I've been recently learning Japanese and the first thing I had to do was learn the kana (hiragana and katakana), two of Japanese's three alphabets.
After learning them, I realized it was such a cool ability to have. It only took me three days to learn how to read and write them, and although you can't really read anything in Japanese if you don't know any Kanji, it was still a cool thing to learn them because you could write your name in another script.
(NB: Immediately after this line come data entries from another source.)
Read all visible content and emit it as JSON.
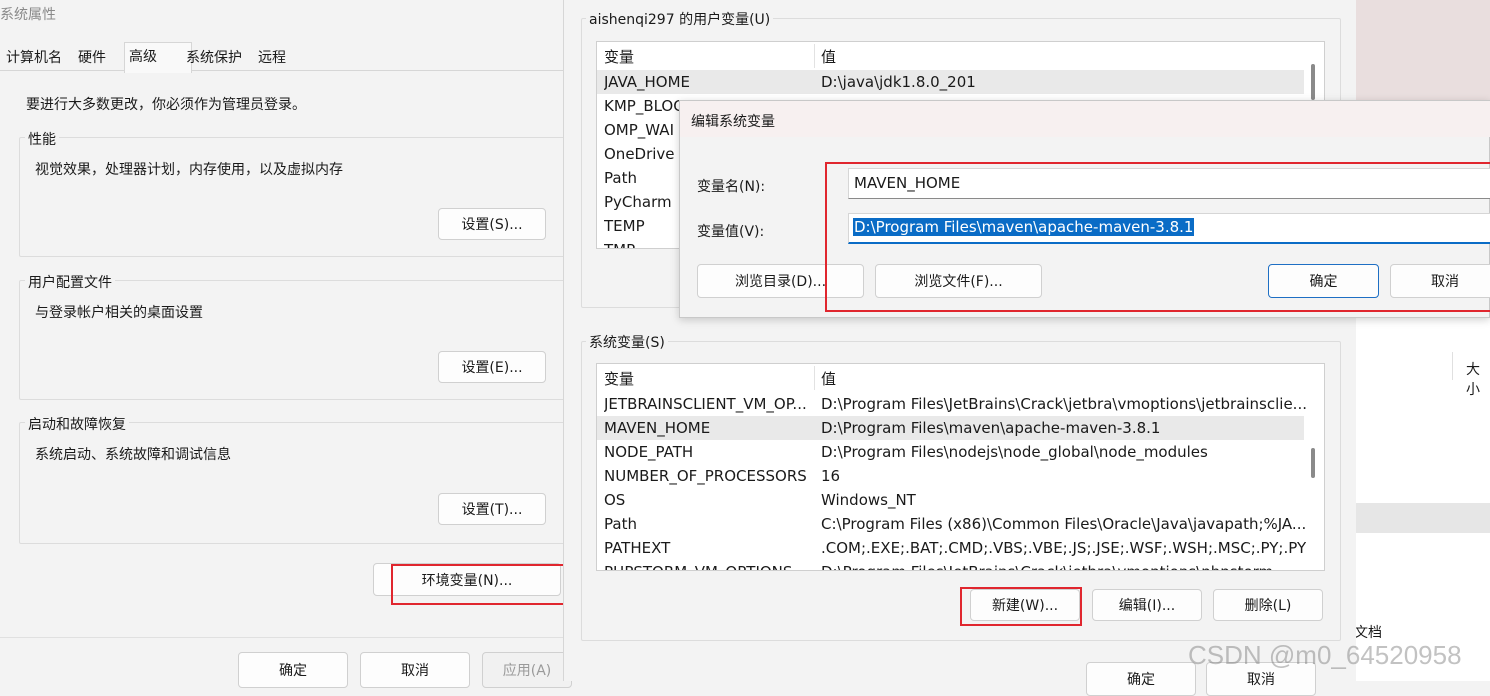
{
  "sys_props": {
    "title": "系统属性",
    "tabs": [
      "计算机名",
      "硬件",
      "高级",
      "系统保护",
      "远程"
    ],
    "admin_note": "要进行大多数更改，你必须作为管理员登录。",
    "performance": {
      "title": "性能",
      "desc": "视觉效果，处理器计划，内存使用，以及虚拟内存",
      "button": "设置(S)..."
    },
    "profiles": {
      "title": "用户配置文件",
      "desc": "与登录帐户相关的桌面设置",
      "button": "设置(E)..."
    },
    "startup": {
      "title": "启动和故障恢复",
      "desc": "系统启动、系统故障和调试信息",
      "button": "设置(T)..."
    },
    "env_button": "环境变量(N)...",
    "ok": "确定",
    "cancel": "取消",
    "apply": "应用(A)"
  },
  "env_vars": {
    "user_section": "aishenqi297 的用户变量(U)",
    "columns": {
      "name": "变量",
      "value": "值"
    },
    "user_rows": [
      {
        "name": "JAVA_HOME",
        "value": "D:\\java\\jdk1.8.0_201"
      },
      {
        "name": "KMP_BLOC",
        "value": ""
      },
      {
        "name": "OMP_WAI",
        "value": ""
      },
      {
        "name": "OneDrive",
        "value": ""
      },
      {
        "name": "Path",
        "value": ""
      },
      {
        "name": "PyCharm",
        "value": ""
      },
      {
        "name": "TEMP",
        "value": ""
      },
      {
        "name": "TMP",
        "value": ""
      }
    ],
    "system_section": "系统变量(S)",
    "system_rows": [
      {
        "name": "JETBRAINSCLIENT_VM_OP...",
        "value": "D:\\Program Files\\JetBrains\\Crack\\jetbra\\vmoptions\\jetbrainsclie..."
      },
      {
        "name": "MAVEN_HOME",
        "value": "D:\\Program Files\\maven\\apache-maven-3.8.1"
      },
      {
        "name": "NODE_PATH",
        "value": "D:\\Program Files\\nodejs\\node_global\\node_modules"
      },
      {
        "name": "NUMBER_OF_PROCESSORS",
        "value": "16"
      },
      {
        "name": "OS",
        "value": "Windows_NT"
      },
      {
        "name": "Path",
        "value": "C:\\Program Files (x86)\\Common Files\\Oracle\\Java\\javapath;%JA..."
      },
      {
        "name": "PATHEXT",
        "value": ".COM;.EXE;.BAT;.CMD;.VBS;.VBE;.JS;.JSE;.WSF;.WSH;.MSC;.PY;.PYW"
      },
      {
        "name": "PHPSTORM_VM_OPTIONS",
        "value": "D:\\Program Files\\JetBrains\\Crack\\jetbra\\vmoptions\\phpstorm..."
      }
    ],
    "new_button": "新建(W)...",
    "edit_button": "编辑(I)...",
    "delete_button": "删除(L)",
    "ok": "确定",
    "cancel": "取消"
  },
  "edit_dialog": {
    "title": "编辑系统变量",
    "name_label": "变量名(N):",
    "name_value": "MAVEN_HOME",
    "value_label": "变量值(V):",
    "value_value": "D:\\Program Files\\maven\\apache-maven-3.8.1",
    "browse_dir": "浏览目录(D)...",
    "browse_file": "浏览文件(F)...",
    "ok": "确定",
    "cancel": "取消"
  },
  "background_window": {
    "col_size": "大小",
    "doc_label": "文档"
  },
  "watermark": "CSDN @m0_64520958",
  "colors": {
    "highlight_border": "#e0262e",
    "selection": "#0a6cc6",
    "primary_border": "#1e6fc4"
  }
}
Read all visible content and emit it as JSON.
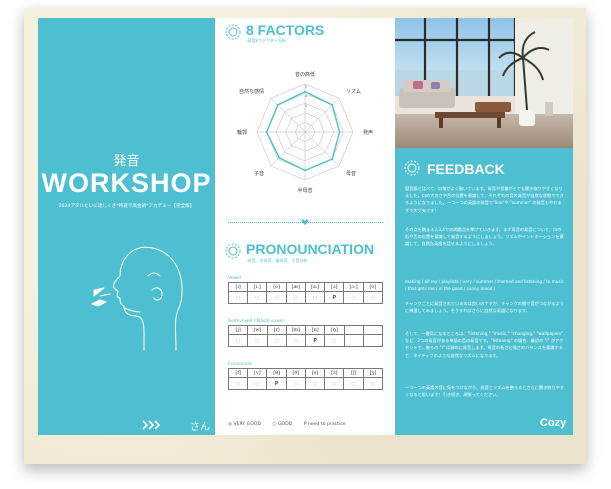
{
  "panel1": {
    "subtitle": "発音",
    "title": "WORKSHOP",
    "description": "2024アタルたいに達しくさ*特選で高金詞*アカデミー【完全版】",
    "student_suffix": "さん"
  },
  "factors": {
    "title": "8 FACTORS",
    "subtitle": "-発音8ファクター分析",
    "labels": [
      "音の高低",
      "リズム",
      "発声",
      "母音",
      "半母音",
      "子音",
      "輪郭",
      "自然な感情"
    ],
    "inner_scale": [
      "5",
      "4",
      "3"
    ],
    "values": [
      4.2,
      4,
      3.6,
      4,
      4,
      3.8,
      4,
      4
    ]
  },
  "pronunciation": {
    "title": "PRONOUNCIATION",
    "subtitle": "-母音、半母音、鼻母音、子音分析",
    "tables": [
      {
        "label": "Vowel",
        "headers": [
          "[ɪ]",
          "[iː]",
          "[e]",
          "[æ]",
          "[ɑ:]",
          "[ʌ]",
          "[ɔ:]",
          "[ʊ]"
        ],
        "marks": [
          "○",
          "○",
          "○",
          "○",
          "○",
          "P",
          "○",
          "○"
        ]
      },
      {
        "label": "Semivowel / Nasal vowel",
        "headers": [
          "[j]",
          "[w]",
          "[r]",
          "[m]",
          "[n]",
          "[ŋ]"
        ],
        "marks": [
          "○",
          "○",
          "○",
          "○",
          "P",
          "○"
        ]
      },
      {
        "label": "Consonant",
        "headers": [
          "[f]",
          "[v]",
          "[θ]",
          "[ð]",
          "[s]",
          "[z]",
          "[ʃ]",
          "[ʒ]"
        ],
        "marks": [
          "○",
          "○",
          "P",
          "○",
          "○",
          "○",
          "○",
          "○"
        ]
      }
    ],
    "legend": {
      "very_good": "◎ VERY GOOD",
      "good": "○ GOOD",
      "practice": "P need to practice"
    }
  },
  "feedback": {
    "title": "FEEDBACK",
    "paragraphs": [
      "擬音語と比べて、口角がよく動いています。母音や音量がとても聞き取りやすくなりました。口の大きさや舌の位置を意識して、それぞれの音の発音が自然な状態でできるようになりました。一つ一つの英語の発音で\"line\"や \"summer\" の発音もやわまずで大丈夫です！",
      "その点を踏まえ2,3,4での問題点を挙げていきます。まず母音の発音について、口の形や舌の位置を意識して発音するようにしましょう。リズムやイントネーションを意識して、自然な英語を話せるようにしましょう。",
      "making / all my / playlists / very / summer / themed and listening / to music / that gets me / in the good / sunny mood /",
      "チャンクごとに発音されているのは良いのですが、チャンクの間で音がつながるように練習してみましょう。そうすればさらに自然な英語になります。",
      "そして、一番気になるところは、\"listening,\" \"music,\" \"changing,\" \"wallpapers\" など、2つの母音がある単語の音の発音です。\"listening\" の場合、最初の \"i\" がアクセントで、後ろの \"i\" は弱めに発音します。母音の長さと強さのバランスを意識すると、ネイティブのような自然なリズムになります。",
      "一つ一つの英語の音に気をつけながら、発音とリズムを整えるとさらに聞き取りやすくなると思います！引き続き、頑張ってください。"
    ],
    "signature": "Cozy"
  },
  "colors": {
    "accent": "#4ebfd1"
  }
}
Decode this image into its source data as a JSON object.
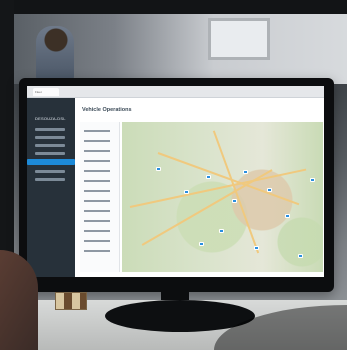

It was also cool because I could read a bunch of random stuff since Americans use the kana whenever they are trying to make something have ""Asian aesthetic"". It has happened to me that I'm in a restaurant or something and I read something like "Karaoke" on the wall or the name of the company who produced the chopsticks, among other things.
This got me thinking about how cool it would be to learn multiple scripts even if you're not really interested in learning the language since you gain the ability to learn more about how other languages work, and become able to read random things in other scripts. My question is, how much time would it actually take, and is it really worth to make that time investment just for the sake of knowledge?
And also, what would be the scripts one would need to learn in order to know the "major" scripts. I was thinking it would probably be Hangul, the Kana, Cyrillic, and the Greek alphabet. Maybe Hebrew, Thai, or other scrips such as the ones Indian and Arabic languages use, but I don't really know a lot about them, so I would say the ones I mentioned before are probably the easiest ones.